Sponges are routinely used as a storage medium for endodontic files during clinical practice; however, very little research has been done to determine the effectiveness of sterilization procedures for these contaminated sponges. The purpose of this in vitro study was to determine the efficacy of chemical vapor sterilizers (chemiclaves), steam pressure sterilizers (autoclaves), and dry heat sterilizers on laboratory contaminated sponges. Four different types of sponges were used in this study: a black, relatively nonporous sponge; a red, semiporous stationery sponge; a blue, endodontic sponge, and a yellow, common household sponge. Natural sponges were eliminated from the study, because their large pore size made them unsuitable as a storage medium for endodontic instruments. The sponges were divided into three groups: chemicalve, autoclave, and dry heat. Five samples of each sponge type were impregnated with biological indicating strips containing spores of Bacillus stearothermophilus. Each sponge was subjected to 25 cycles of sterilization.

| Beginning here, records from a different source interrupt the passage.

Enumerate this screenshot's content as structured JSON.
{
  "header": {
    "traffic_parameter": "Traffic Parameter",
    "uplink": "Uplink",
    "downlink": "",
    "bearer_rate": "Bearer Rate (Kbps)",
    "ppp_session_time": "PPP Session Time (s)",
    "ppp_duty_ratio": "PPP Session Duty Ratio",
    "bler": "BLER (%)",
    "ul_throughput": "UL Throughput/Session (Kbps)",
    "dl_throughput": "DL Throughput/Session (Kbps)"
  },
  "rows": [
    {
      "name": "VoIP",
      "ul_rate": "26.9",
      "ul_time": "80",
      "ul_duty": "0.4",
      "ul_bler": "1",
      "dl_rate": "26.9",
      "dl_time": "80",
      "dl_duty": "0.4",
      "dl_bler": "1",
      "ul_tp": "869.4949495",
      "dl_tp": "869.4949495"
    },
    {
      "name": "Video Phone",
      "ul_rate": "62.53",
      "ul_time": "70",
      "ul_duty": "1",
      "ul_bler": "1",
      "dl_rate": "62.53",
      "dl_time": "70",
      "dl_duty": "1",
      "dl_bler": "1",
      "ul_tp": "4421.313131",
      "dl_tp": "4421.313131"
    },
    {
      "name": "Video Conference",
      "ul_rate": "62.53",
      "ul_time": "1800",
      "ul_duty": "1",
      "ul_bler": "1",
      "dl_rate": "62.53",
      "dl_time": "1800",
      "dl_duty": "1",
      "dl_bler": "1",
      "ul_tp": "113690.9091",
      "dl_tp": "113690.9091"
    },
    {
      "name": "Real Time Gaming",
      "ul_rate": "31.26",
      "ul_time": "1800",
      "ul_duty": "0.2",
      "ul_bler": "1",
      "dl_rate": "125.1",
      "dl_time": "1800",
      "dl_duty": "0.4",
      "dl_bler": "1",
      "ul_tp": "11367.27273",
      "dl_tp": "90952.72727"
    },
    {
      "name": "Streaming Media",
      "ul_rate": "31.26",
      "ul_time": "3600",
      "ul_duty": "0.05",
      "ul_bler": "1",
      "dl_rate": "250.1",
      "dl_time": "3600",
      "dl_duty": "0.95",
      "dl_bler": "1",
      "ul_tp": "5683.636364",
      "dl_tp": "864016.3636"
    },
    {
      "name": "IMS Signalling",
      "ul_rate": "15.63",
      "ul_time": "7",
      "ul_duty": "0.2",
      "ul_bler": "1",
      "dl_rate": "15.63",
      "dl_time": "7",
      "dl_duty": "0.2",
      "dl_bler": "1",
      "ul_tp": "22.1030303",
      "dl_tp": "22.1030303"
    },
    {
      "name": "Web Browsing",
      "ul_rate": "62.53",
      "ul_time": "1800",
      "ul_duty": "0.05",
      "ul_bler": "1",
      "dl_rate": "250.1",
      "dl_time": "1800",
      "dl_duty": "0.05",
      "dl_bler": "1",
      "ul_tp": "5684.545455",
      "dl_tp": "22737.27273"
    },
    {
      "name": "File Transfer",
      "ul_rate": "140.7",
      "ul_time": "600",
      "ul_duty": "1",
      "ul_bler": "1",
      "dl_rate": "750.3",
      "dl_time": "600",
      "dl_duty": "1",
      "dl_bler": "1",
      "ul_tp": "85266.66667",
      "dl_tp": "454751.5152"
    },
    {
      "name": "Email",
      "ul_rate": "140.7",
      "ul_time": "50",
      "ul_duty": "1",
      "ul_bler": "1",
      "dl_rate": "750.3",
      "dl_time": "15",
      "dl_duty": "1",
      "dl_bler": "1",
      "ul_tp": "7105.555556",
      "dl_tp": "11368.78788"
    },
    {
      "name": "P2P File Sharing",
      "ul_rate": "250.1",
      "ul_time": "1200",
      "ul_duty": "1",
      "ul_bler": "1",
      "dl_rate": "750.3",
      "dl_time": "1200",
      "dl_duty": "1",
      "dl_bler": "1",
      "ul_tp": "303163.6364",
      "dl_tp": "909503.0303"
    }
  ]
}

The spore strip indicator was inserted into the sponges at 1, 5, 10, 15, 20, and 25 cycles. The spore strip was cultivated in trypticase soy broth medium solution at 55 ± 1°C for 7 days. At 7 days the culture vials were read for turbidity; its presence indicating a positive culture. The samples that were subjected to chemiclaving demonstrated positive cultures of 0.00%, 0.00%, and 30.00% and those to autoclaving 3.33%, 0.00%, and 0.00% positive cultures for the black, red, and blue sponge types, respectively. None of the sponges survived dry heat sterilization. The O-Cell-O sponges become unusable when subjected to all of the sterilization methods used in this study.